2011 – Munushian Lecture
We easily accept the remarkable capabilities available in the Radio Frequency domain: cellphones, HiDef TV, wireless computer connections, bluetooth earphones, etc. Optical frequency waves represent the same physics as their RF siblings, but oscillate at some million-fold faster rates. So there is correspondingly more bandwidth for signals and interesting new processing ideas but, until recently, there were no optical tools with precision capabilities that even remotely approached a similar level. The avalanche of progress began in 1999 when a group at Lucent Labs demonstrated that a special type of optical fiber could give a highly nonlinear response, converting input laser wavelengths into rainbow light across the visible spectrum, and in a coherent manner. Within a few months two separate laboratories had seen the connections of three independent streams of research, and merged these “ obviously unrelated” fields to create a new tool, the Optical Frequency Comb, a new kind of laser light with remarkable properties. Only six years later the Nobel Prize was awarded for these advances. One dramatic application is the precision testing of some fundamental & basic assumptions about physical reality: spatial symmetry and uniformity, constancy of the speed of light, and stability of the physical “constants” in our equations. Second is an exciting Medical Diagnostic application which analyzes exhaled human breath for marker molecules associated with diseases such as diabetes, asthma, cancer, and renal failure. It is important that the sensitivity is so great that sub-clinical molecular concentrations can be measured in apparently healthy subjects. For example, Carbon Monoxide was measurable only in the breath of one student — a former smoker who had quit almost one year previously!

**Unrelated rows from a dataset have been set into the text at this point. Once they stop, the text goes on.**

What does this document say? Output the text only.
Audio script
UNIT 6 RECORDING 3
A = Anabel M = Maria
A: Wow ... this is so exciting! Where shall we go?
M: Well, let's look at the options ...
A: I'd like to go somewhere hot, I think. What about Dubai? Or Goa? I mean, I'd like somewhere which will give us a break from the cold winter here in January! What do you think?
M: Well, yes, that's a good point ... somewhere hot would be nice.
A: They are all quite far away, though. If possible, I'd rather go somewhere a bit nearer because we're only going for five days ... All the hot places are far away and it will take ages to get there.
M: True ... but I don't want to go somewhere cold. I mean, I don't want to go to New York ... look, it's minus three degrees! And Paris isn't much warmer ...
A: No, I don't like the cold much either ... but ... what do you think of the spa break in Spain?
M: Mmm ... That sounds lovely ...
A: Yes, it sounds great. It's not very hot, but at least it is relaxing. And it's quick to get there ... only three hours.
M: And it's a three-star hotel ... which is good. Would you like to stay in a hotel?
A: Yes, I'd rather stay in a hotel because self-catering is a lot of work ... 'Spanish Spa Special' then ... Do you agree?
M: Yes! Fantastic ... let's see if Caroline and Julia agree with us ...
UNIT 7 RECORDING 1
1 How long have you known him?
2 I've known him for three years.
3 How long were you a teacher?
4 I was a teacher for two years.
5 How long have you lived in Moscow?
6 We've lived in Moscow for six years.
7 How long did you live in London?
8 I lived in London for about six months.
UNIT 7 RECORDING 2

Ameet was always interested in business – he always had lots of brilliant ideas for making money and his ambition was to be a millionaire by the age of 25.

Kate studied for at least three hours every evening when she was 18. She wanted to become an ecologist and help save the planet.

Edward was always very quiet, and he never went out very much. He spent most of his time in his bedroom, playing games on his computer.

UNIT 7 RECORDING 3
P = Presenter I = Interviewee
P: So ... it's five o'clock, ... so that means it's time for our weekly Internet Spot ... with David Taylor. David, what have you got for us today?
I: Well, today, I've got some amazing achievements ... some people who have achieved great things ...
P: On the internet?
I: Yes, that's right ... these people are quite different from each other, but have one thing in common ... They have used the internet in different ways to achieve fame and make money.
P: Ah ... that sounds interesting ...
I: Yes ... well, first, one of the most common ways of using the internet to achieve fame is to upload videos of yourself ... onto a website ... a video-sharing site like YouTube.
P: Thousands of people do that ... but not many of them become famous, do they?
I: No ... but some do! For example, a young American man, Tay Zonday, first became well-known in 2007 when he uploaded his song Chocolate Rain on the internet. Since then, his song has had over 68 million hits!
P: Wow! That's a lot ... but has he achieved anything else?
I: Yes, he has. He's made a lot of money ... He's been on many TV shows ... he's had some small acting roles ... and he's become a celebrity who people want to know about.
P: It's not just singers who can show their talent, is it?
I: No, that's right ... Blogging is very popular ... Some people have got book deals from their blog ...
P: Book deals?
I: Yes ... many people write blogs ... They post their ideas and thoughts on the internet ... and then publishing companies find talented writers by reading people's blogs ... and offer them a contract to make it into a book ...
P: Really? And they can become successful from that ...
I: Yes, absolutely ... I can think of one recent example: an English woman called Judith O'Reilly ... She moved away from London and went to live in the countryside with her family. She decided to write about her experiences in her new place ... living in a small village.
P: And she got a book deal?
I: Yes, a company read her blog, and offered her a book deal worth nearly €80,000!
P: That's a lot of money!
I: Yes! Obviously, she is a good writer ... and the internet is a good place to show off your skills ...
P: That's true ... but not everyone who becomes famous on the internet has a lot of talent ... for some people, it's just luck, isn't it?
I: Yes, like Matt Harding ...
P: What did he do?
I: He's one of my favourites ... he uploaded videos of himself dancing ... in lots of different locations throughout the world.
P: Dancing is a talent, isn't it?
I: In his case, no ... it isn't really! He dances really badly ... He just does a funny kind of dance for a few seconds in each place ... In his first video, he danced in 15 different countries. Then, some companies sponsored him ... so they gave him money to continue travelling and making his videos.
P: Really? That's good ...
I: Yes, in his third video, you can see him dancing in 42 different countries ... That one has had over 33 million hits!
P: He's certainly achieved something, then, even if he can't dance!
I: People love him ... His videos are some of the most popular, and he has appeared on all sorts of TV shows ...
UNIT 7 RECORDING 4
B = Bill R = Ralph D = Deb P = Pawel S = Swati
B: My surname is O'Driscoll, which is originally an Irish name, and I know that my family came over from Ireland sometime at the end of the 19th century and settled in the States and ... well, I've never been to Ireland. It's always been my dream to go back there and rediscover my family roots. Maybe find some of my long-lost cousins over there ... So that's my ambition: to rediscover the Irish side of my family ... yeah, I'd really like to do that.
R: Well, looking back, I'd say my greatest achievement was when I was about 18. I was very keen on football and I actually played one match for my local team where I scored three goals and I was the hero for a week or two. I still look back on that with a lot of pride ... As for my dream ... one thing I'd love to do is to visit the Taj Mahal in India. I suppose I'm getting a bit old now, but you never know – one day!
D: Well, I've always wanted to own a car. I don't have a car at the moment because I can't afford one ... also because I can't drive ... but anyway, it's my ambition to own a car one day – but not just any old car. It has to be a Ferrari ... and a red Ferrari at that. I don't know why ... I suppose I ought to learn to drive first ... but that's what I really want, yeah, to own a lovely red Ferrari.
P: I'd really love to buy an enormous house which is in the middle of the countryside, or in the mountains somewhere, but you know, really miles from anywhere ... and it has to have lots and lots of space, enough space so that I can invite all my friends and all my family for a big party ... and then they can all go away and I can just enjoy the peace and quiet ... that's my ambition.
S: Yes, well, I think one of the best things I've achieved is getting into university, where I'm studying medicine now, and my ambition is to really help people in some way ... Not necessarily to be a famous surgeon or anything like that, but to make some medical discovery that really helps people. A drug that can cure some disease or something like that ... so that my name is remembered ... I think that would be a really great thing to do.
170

Dr. John L Hall’s credits include a number of major innovations and developments in laser frequency stabilization, high resolution and ultrasensitive laser spectroscopy, laser length and frequency standards, laser/atom cooling, quantum optics and high-precision laser-based measurements. Author of more than 230 articles in refereed journals, he also holds 11 U. S. patents, the most recent on “ Airport Sniffing.” He is a member of the National Academy of Sciences, and of the French Légion d’ honneur, Senior Fellow Emeritus of the National Institute of Standards and Technology (NIST), and Fellow of the Optical Society of America and the American Physical Society. He was awarded the 2005 Nobel Prize in Physics, jointly with Prof. Hänsch of Munich and Prof. Glauber of Harvard.